Une profonde instabilité caractérise actuellement le Nord du Mali. En l’espace de quelques jours, la dynamique sécuritaire du pays a été radicalement transformée. Après la chute hautement symbolique de Kidal, les entités armées continuent leur progression rapide, tandis que le Groupe de soutien à l’islam et aux musulmans (JNIM) tente une manœuvre politique sans précédent en appelant au renversement du gouvernement de transition.

Une déroute militaire aux échos du passé

Le scénario préoccupant de 2012 semble se rejouer. Ce vendredi 1er mai 2026, les combattants du JNIM, associés aux indépendantistes du Front de libération de l’Azawad (FLA), ont pris le contrôle des installations militaires stratégiques de Tessalit et Aguelhoc. Le retrait des Forces armées maliennes (FAMa) et de leurs auxiliaires russes d’Africa Corps a permis aux assaillants de pénétrer ces lieux sans opposition armée.

Une image, dont l’authenticité a été confirmée par de multiples sources, illustre cette humiliation : on y voit Seidane Ag Hitta, une figure éminente du JNIM, présentant ostensiblement les clés du camp de Tessalit. Ce geste revêt une signification particulière, cinq ans après le départ de l’opération française Barkhane. Depuis le 25 avril, les localités de Ber, Tessit, Hombori et Gourma Rharous sont également passées sous contrôle rebelle, plongeant les populations de Gao et Tombouctou dans une attente anxieuse.

La riposte de Bamako et l’appui constant de Moscou

Malgré ces revers significatifs, la présidence de Koulouba maintient une position ferme. Le général Assimi Goïta a lancé un appel au « sursaut national », affirmant avec force qu’aucune « intimidation » ne saurait dévier le Mali de sa trajectoire actuelle.

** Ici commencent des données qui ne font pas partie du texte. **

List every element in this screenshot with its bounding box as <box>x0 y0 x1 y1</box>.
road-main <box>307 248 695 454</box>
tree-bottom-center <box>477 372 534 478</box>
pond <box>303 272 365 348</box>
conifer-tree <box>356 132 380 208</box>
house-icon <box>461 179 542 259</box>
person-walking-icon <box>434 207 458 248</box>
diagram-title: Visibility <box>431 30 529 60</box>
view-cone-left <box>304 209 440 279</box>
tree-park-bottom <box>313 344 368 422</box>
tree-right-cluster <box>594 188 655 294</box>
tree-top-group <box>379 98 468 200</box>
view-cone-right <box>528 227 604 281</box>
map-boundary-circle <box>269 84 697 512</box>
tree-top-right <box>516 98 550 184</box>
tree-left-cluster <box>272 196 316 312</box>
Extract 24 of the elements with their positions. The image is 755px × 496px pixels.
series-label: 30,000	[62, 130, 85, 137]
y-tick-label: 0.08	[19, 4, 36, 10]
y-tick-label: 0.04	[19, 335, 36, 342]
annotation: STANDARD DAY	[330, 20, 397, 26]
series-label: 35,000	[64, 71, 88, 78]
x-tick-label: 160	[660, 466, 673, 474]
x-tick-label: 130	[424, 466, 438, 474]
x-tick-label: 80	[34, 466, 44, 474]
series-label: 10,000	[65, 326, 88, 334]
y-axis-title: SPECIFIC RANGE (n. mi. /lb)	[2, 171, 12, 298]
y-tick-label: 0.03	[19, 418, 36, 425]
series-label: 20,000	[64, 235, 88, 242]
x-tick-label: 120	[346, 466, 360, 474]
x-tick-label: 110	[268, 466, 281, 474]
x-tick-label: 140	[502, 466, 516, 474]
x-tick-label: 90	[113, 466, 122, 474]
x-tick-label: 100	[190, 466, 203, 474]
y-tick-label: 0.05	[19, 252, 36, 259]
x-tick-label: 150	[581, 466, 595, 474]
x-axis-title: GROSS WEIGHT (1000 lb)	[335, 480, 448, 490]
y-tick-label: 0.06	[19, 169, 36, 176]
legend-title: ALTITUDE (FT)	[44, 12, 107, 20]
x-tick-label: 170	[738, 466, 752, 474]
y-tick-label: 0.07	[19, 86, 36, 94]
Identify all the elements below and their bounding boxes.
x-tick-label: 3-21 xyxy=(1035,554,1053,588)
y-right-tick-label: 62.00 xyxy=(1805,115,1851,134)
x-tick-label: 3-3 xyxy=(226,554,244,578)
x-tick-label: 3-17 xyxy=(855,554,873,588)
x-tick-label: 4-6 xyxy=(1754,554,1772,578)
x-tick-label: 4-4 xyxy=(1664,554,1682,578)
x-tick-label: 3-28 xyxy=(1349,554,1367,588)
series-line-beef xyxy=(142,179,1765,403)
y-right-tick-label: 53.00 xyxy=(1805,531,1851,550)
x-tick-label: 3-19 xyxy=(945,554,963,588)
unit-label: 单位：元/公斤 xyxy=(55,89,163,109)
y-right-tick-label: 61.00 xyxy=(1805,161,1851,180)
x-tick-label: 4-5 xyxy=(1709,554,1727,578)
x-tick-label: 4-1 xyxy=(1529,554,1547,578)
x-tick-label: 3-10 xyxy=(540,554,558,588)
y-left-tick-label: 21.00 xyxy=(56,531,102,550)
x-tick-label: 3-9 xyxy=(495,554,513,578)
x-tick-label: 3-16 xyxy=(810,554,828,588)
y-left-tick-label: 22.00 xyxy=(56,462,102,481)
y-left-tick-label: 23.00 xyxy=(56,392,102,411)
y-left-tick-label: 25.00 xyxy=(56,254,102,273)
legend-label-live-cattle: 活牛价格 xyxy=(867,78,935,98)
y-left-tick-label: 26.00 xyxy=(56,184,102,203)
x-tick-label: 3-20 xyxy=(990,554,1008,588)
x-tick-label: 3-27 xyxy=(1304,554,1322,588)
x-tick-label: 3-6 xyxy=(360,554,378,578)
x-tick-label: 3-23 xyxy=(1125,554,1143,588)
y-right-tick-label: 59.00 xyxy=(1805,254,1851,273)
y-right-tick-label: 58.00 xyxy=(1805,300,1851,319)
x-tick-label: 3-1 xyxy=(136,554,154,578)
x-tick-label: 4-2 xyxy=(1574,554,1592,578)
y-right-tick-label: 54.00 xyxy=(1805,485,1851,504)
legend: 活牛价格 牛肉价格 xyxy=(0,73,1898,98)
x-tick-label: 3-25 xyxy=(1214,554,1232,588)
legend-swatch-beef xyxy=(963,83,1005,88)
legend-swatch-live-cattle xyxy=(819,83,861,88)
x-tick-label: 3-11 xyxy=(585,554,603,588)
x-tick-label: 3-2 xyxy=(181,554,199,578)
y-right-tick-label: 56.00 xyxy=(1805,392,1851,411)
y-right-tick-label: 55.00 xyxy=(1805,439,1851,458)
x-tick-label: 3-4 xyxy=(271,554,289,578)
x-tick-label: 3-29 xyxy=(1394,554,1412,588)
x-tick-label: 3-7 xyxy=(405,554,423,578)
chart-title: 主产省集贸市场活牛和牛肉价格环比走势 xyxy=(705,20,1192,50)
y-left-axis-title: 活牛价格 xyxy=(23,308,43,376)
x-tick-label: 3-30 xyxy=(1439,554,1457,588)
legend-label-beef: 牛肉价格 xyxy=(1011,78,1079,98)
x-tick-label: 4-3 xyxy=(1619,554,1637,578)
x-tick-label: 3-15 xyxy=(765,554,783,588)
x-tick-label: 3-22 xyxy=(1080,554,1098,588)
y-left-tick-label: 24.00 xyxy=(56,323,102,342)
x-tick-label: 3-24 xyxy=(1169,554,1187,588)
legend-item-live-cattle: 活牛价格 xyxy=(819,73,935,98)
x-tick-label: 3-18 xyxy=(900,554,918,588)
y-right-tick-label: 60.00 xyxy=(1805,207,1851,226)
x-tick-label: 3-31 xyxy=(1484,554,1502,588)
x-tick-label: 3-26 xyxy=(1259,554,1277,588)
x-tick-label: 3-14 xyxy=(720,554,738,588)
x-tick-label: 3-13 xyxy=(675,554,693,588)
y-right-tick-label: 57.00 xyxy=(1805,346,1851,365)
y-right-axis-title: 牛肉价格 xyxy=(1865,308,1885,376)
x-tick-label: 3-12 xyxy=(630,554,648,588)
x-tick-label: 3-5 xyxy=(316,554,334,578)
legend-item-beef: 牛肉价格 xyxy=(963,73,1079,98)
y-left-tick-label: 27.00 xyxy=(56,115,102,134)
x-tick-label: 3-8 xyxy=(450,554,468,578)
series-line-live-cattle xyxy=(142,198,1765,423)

L’effort de guerre se déploie désormais sur deux axes majeurs :

  • Opérations aériennes et terrestres : L’armée malienne intensifie ses frappes ciblées sur Kidal, visant spécifiquement le gouvernorat et divers dépôts logistiques. Bien que les groupes rebelles du FLA contestent les bilans, Bamako revendique la « neutralisation » de plusieurs terroristes.
  • Gestion logistique : Alors qu’un blocus imposé par les groupes jihadistes entrave les principales voies d’accès à la capitale, un important convoi de 800 camions-citernes a réussi à franchir les barrages ce vendredi, bénéficiant d’une escorte aérienne et de troupes au sol.

Depuis Moscou, le Kremlin, par la voix de Dmitri Peskov, a réitéré son soutien inconditionnel aux autorités de transition, dissipant ainsi les spéculations concernant un éventuel désengagement russe suite aux pertes subies à Kidal.